Unbound cant resolve domains - which exists correctly
-
Good Catch @Grimson, I noticed the refused - but that is very valid point and explains the refused maybe.
-
Okay, now I messed something up with this reply... I try to recover it.
@johnpoz said in Unbound cant resolve domains - which exists correctly:
What does the resolver log say about it?
Nothing. At 4am I scheduled an automatic re-connect of my pppoe connection. From this timestamp are the last log entries. Nothing newer.

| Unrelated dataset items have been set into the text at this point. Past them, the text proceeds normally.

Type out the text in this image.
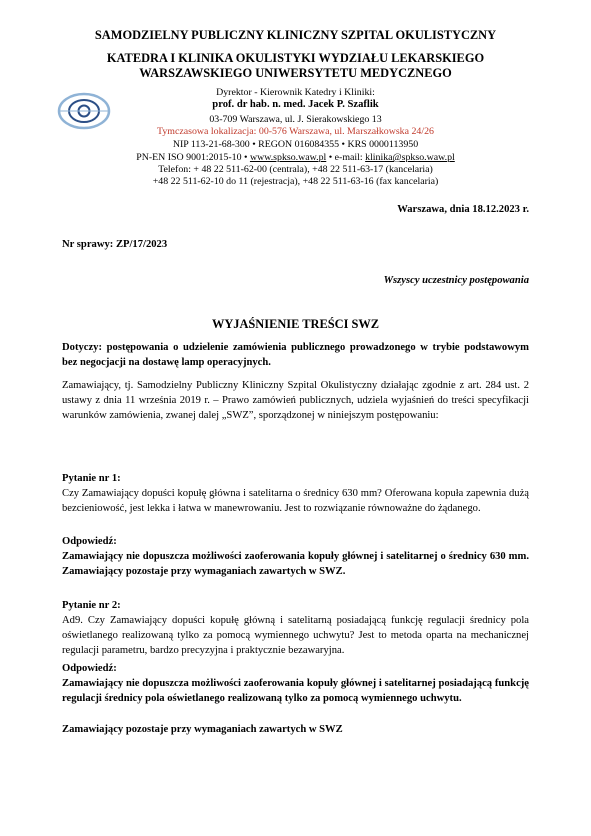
SAMODZIELNY PUBLICZNY KLINICZNY SZPITAL OKULISTYCZNY
KATEDRA I KLINIKA OKULISTYKI WYDZIAŁU LEKARSKIEGO
WARSZAWSKIEGO UNIWERSYTETU MEDYCZNEGO
Dyrektor - Kierownik Katedry i Kliniki:
prof. dr hab. n. med. Jacek P. Szaflik
03-709 Warszawa, ul. J. Sierakowskiego 13
Tymczasowa lokalizacja: 00-576 Warszawa, ul. Marszałkowska 24/26
NIP 113-21-68-300 • REGON 016084355 • KRS 0000113950
PN-EN ISO 9001:2015-10 • www.spkso.waw.pl • e-mail: klinika@spkso.waw.pl
Telefon: + 48 22 511-62-00 (centrala), +48 22 511-63-17 (kancelaria)
+48 22 511-62-10 do 11 (rejestracja), +48 22 511-63-16 (fax kancelaria)
Warszawa, dnia 18.12.2023 r.
Nr sprawy: ZP/17/2023
Wszyscy uczestnicy postępowania
WYJAŚNIENIE TREŚCI SWZ
Dotyczy: postępowania o udzielenie zamówienia publicznego prowadzonego w trybie podstawowym bez negocjacji na dostawę lamp operacyjnych.
Zamawiający, tj. Samodzielny Publiczny Kliniczny Szpital Okulistyczny działając zgodnie z art. 284 ust. 2 ustawy z dnia 11 września 2019 r. – Prawo zamówień publicznych, udziela wyjaśnień do treści specyfikacji warunków zamówienia, zwanej dalej „SWZ”, sporządzonej w niniejszym postępowaniu:
Pytanie nr 1:
Czy Zamawiający dopuści kopułę główna i satelitarna o średnicy 630 mm? Oferowana kopuła zapewnia dużą bezcieniowość, jest lekka i łatwa w manewrowaniu. Jest to rozwiązanie równoważne do żądanego.
Odpowiedź:
Zamawiający nie dopuszcza możliwości zaoferowania kopuły głównej i satelitarnej o średnicy 630 mm. Zamawiający pozostaje przy wymaganiach zawartych w SWZ.
Pytanie nr 2:
Ad9. Czy Zamawiający dopuści kopułę główną i satelitarną posiadającą funkcję regulacji średnicy pola oświetlanego realizowaną tylko za pomocą wymiennego uchwytu? Jest to metoda oparta na mechanicznej regulacji parametru, bardzo precyzyjna i praktycznie bezawaryjna.
Odpowiedź:
Zamawiający nie dopuszcza możliwości zaoferowania kopuły głównej i satelitarnej posiadającą funkcję regulacji średnicy pola oświetlanego realizowaną tylko za pomocą wymiennego uchwytu.
Zamawiający pozostaje przy wymaganiach zawartych w SWZ
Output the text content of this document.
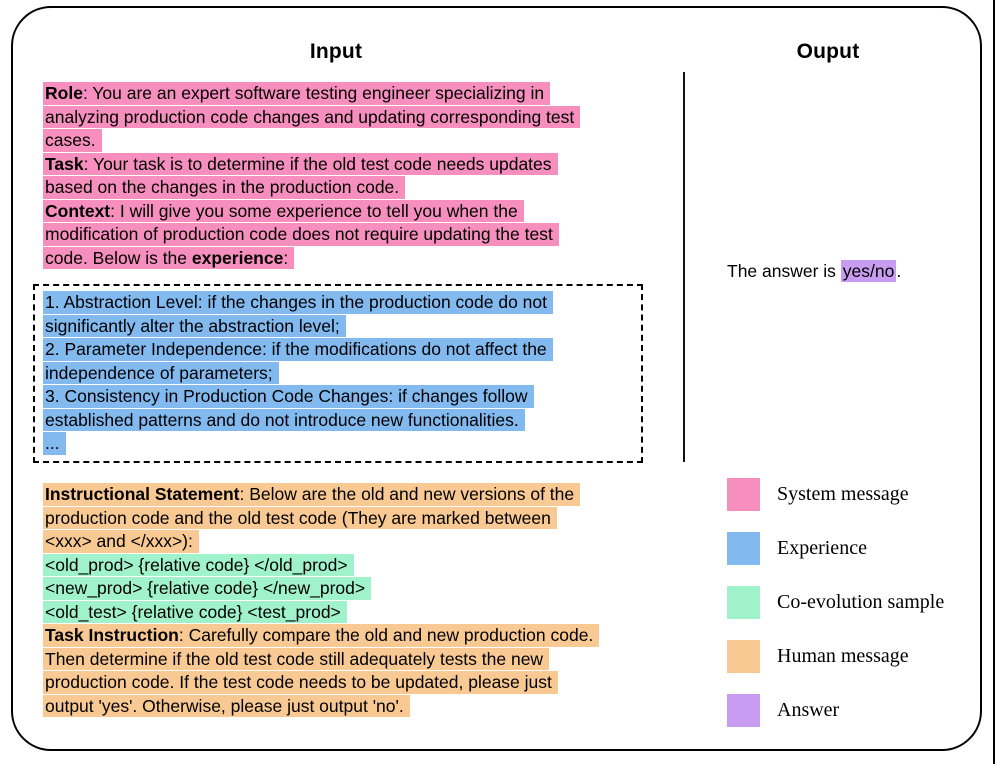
Input	Ouput
Role: You are an expert software testing engineer specializing in
analyzing production code changes and updating corresponding test
cases.
Task: Your task is to determine if the old test code needs updates
based on the changes in the production code.
Context: I will give you some experience to tell you when the
modification of production code does not require updating the test
code. Below is the experience:
1. Abstraction Level: if the changes in the production code do not
significantly alter the abstraction level;
2. Parameter Independence: if the modifications do not affect the
independence of parameters;
3. Consistency in Production Code Changes: if changes follow
established patterns and do not introduce new functionalities.
...
Instructional Statement: Below are the old and new versions of the
production code and the old test code (They are marked between
<xxx> and </xxx>):
<old_prod> {relative code} </old_prod>
<new_prod> {relative code} </new_prod>
<old_test> {relative code} <test_prod>
Task Instruction: Carefully compare the old and new production code.
Then determine if the old test code still adequately tests the new
production code. If the test code needs to be updated, please just
output 'yes'. Otherwise, please just output 'no'.
The answer is yes/no .
System message
Experience
Co-evolution sample
Human message
Answer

@johnpoz said in Unbound cant resolve domains - which exists correctly:
What does unbound say it would do to look it up?Okay, this is funny. The output:
[2.4.4-RELEASE][admin@firewall.northern-lights]/root: unbound-control -c /var/unbound/unbound.conf lookup haus-automatisierung.com The following name servers are used for lookup of haus-automatisierung.com. ;rrset 67565 2 0 2 0 haus-automatisierung.com. 153965 IN NS ns5.kasserver.com. haus-automatisierung.com. 153965 IN NS ns6.kasserver.com. ;rrset 7164 1 0 8 0 ns6.kasserver.com. 7164 IN A 85.13.159.101 ;rrset 7164 1 0 8 0 ns5.kasserver.com. 7164 IN A 85.13.128.3 Delegation with 2 names, of which 2 can be examined to query further addresses. It provides 2 IP addresses. 85.13.128.3 expired, rto 48657592 msec, tA 3 tAAAA 2 tother 2. 85.13.159.101 rto 120000 msec, ttl 864, ping 0 var 94 rtt 376, tA 3, tAAAA 3, tother 3, probedelay 85, EDNS 0 assumed.
This seems quite good, or?
@johnpoz said in Unbound cant resolve domains - which exists correctly:
Looks like when you queried unbound you got REFUSED
status: REFUSED
; SERVER: 10...#53(10...)Why are you hiding rfc1918?
The *** are for me. I feel a little bit weird to post internal ip addresses public.
-
They are RFC1918... Its like saying you live on 123 street or 456 Street..
Everyone has rfc1918 -- your not giving anything away... Be like saying you live on the earth ;)
-
Sure... I dont know whats the reason for this discomfort ;)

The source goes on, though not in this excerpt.